Dans l’ensemble, selon le Dr Gomez-Reino, les points suivants sont pertinents pour la pratique :
- Des voies pathogéniques nouvellement identifiées peuvent être considérées comme des cibles thérapeutiques dans la PsA.
- L’obésité et le tabagisme sont des facteurs de risque réversibles pour la PsA et pour la réponse au traitement.
- Les US et l’IRM ont un grand potentiel pour le diagnostic de la PsA.
- L’aprémilast, un inhibiteur oral de la PDE-4, et peut-être aussi des produits biologiques qui interfèrent avec la voie de l’IL-23/IL-17, pourraient constituer une alternative dans le traitement des patients atteints de PsA chez lesquels les inhibiteurs du TNF ne sont pas suffisamment efficaces.
- Les facteurs de risque cardiovasculaire (dyslipidémie, hypertension, obésité, diabète sucré, tabagisme) sont plus prévalents chez les patients atteints de PsA que chez les groupes témoins [16].
Arthrose
Selon le professeur Margreet Kloppenburg de Leiden, deux sujets sont particulièrement intéressants en ce moment :
- Le rôle de l’os sous-chondral dans l’arthrose : la molécule de signalisation “Transforming Growth Factor β” (TGF-β) dans l’os sous-chondral, qui fait partie des cytokines, pourrait constituer une cible thérapeutique potentielle.
- La thérapie non pharmacologique. Dans le traitement, une thérapie physique peut notamment être efficace. Cependant, seules certaines formes de ce phénomène sont prises en compte, comme le montre une méta-analyse de Wang et al. (2012) montre que : Les exercices aérobiques et aquatiques ont réduit l’incapacité.

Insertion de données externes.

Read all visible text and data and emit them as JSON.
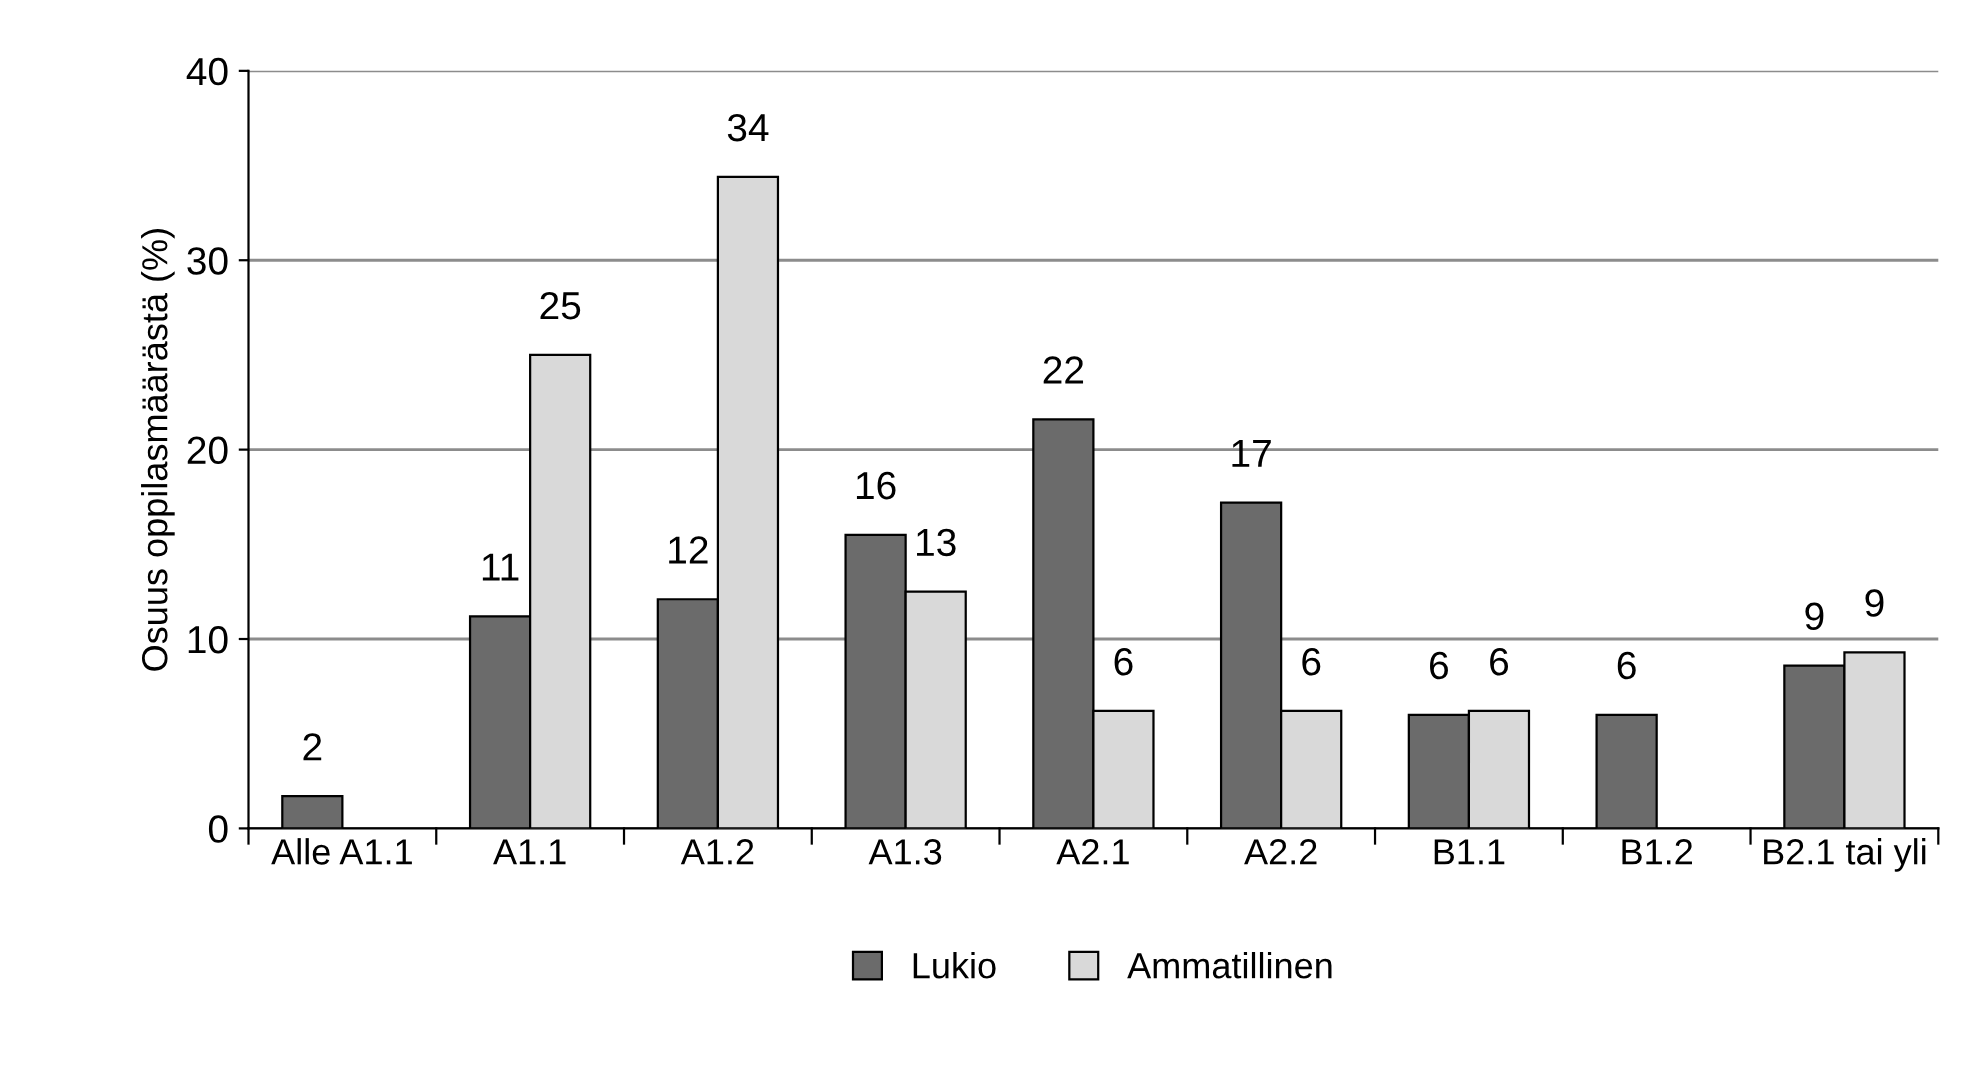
{
  "chart_data": {
    "type": "bar",
    "ylabel": "Osuus oppilasmäärästä (%)",
    "categories": [
      "Alle A1.1",
      "A1.1",
      "A1.2",
      "A1.3",
      "A2.1",
      "A2.2",
      "B1.1",
      "B1.2",
      "B2.1 tai yli"
    ],
    "series": [
      {
        "name": "Lukio",
        "color": "#6b6b6b",
        "values": [
          1.7,
          11.2,
          12.1,
          15.5,
          21.6,
          17.2,
          6.0,
          6.0,
          8.6
        ],
        "value_labels": [
          "2",
          "11",
          "12",
          "16",
          "22",
          "17",
          "6",
          "6",
          "9"
        ]
      },
      {
        "name": "Ammatillinen",
        "color": "#d9d9d9",
        "values": [
          null,
          25.0,
          34.4,
          12.5,
          6.2,
          6.2,
          6.2,
          null,
          9.3
        ],
        "value_labels": [
          null,
          "25",
          "34",
          "13",
          "6",
          "6",
          "6",
          null,
          "9"
        ]
      }
    ],
    "ylim": [
      0,
      40
    ],
    "yticks": [
      0,
      10,
      20,
      30,
      40
    ],
    "grid": "y",
    "legend": "bottom"
  }
}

Les exercices d’aérobic et de musculation ainsi que l’échographie ont permis de réduire la douleur et d’améliorer la fonction. Une seule forme de thérapie ne pouvait donc pas améliorer simultanément toutes les limitations. La diathermie, l’orthopédie et la stimulation magnétique ont été inefficaces [17].
“Nous sommes toujours en train de comprendre cette maladie”, a déclaré le professeur Kloppenburg. “Par exemple, la densité minérale osseuse (DMO) est associée à la pathogenèse de l’arthrose : Un changement dans la DMO systémique est associé à une progression de la maladie. Le rôle de l’os doit également être examiné de plus près. Une étude récente montre que l’administration de bisphosphonates peut réduire la douleur [18].”
D’autres desiderata actuels concernent de nouvelles stratégies de diagnostic. Selon le professeur Kloppenburg, l’IRM n’est pas adaptée à la pratique clinique, car la grande majorité des personnes qui ne présentent pas d’évidence radiographique d’arthrose ont des lésions détectables à un âge moyen ou avancé [19].
“En outre, le ranélate de strontium, qui est en fait un médicament contre l’ostéoporose, s’est révélé efficace dans le traitement. Une analyse post-hoc d’un essai sur l’ostéoporose montre que le ranélate de strontium a réduit la progression radiographique et les douleurs dorsales dans l’arthrose spinale par rapport à un placebo [20]. Des résultats similaires existent pour l’arthrose du genou. Dans l’ensemble, le médicament a été bien toléré [21]”, a expliqué le professeur Kloppenburg.